Not that they were OK with the loss. They weren’t. Jackson was still lamenting not being able to finish off the comeback that got them within one point in the final two minutes of the game after trailing by 15 at one point.
“Credit to them,” Jackson said. “They shot the ball very, very well. But at the end of the day we still had a chance to win. Our team was looking for a void to be filled. Part of that was me not playing as well as I needed to play. Teams are going to shoot well, and you can’t really let that affect you. We had to make adjustments in the game. Fortunately we came back, we just couldn’t finish like we wanted to. That’s where I needed to close it out to help get us in the right positions to score. Learn from it and move on.”
To move on they must be more consistent on both ends of the floor but especially on defense. While this year’s group is the most efficient offensive team in Ryan’s tenure – their 1.22 points per possession is tied for first in the Big Ten and blows away the Badgers second-best number (1.16) in his 13 years – Wisconsin’s defense is one of the least efficient.
The Badgers are allowing .952 points per possession this season, which ranks 56th in the country and is the fifth highest figure under Ryan. Last year’s team finished 12th in the nation at .879, but that team featured an experienced group of front-court players in Jared Berggren, Ryan Evans and Mike Bruesewitz. This year they are counting on guys that have previously played sparingly (Frank Kaminsky), not at all (Nigel Hayes) or are out of position (Dekker, Duje Dukan). 

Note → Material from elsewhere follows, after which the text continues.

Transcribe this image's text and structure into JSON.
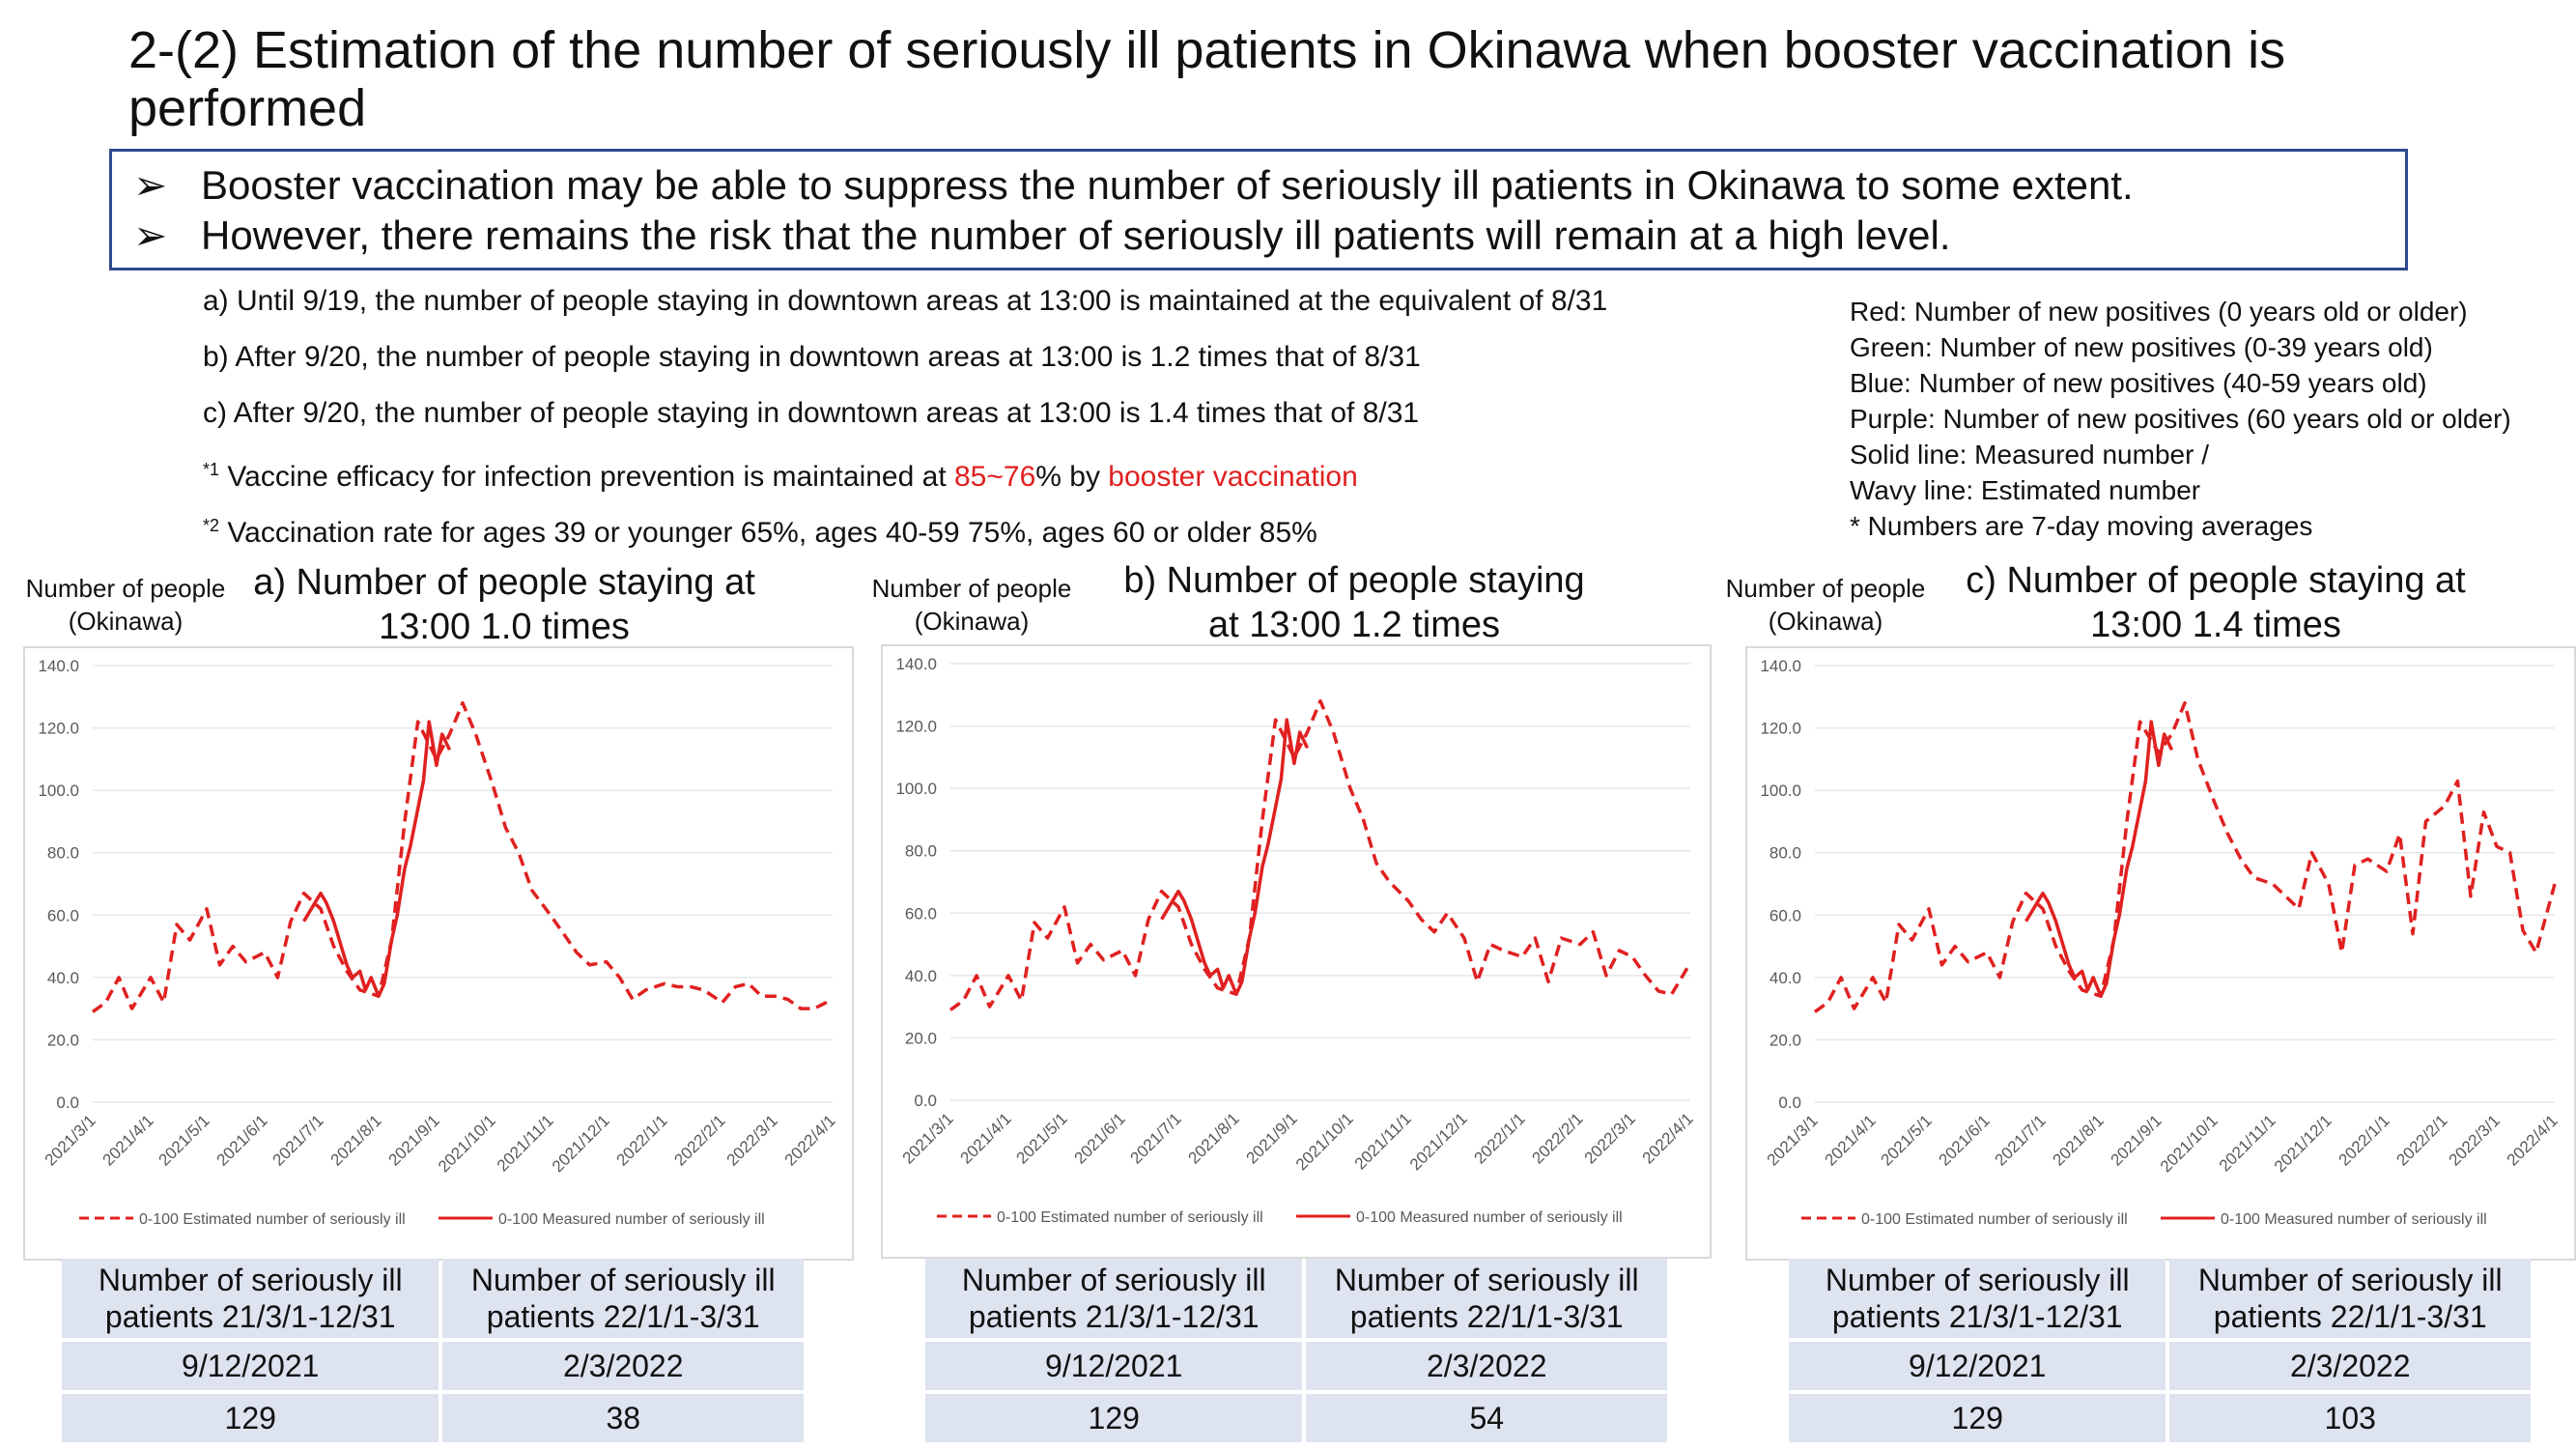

“I think we can be a real good defensive team. And we have at times but we just haven’t been as consistent as we’d like to be,” assistant coach Gary Close said. “When you lose three front court players, who were all really good defensive players, defense is tough to play. It looks like it’s very simple but the reads, reacting and knowing where guys are and exchanges that have to happen in a split second. When you have guys that have done it for a long time, it’s easier. We’ve got guys that are going through this, in some cases, for the first time, and so it’s going to take a little time. We’ve shown signs that we can do it. We just haven’t done it consistently.”
In their last two games – and their only two losses – Wisconsin allowed Indiana to put up 1.19 points per possession and Michigan was at 1.15.
“Some games we’ve done OK and in other games it’s been too high. The last two games for sure have been too high,” Close said. “I thought we played much better defensively against Michigan than we did against Indiana.
“Not enough to beat a team like that but we were certainly better than we were in Indiana.”
That improvement will need to continue if the Badgers are going to get back to their winning ways. And it’ll have to happen on the road as Wisconsin travels to Minnesota on Wednesday before they head to West Lafayette for a tussle with Purdue on Saturday.
“Obviously you don’t want to lose (the Michigan and Indiana) games because you want to keep that streak going that we had but Wednesday’s another opportunity for us to start a new streak,” Dekker said. “Why can’t we go off and win 16 in a row again? But it starts with day one. It starts today in practice and preparing for Minnesota.”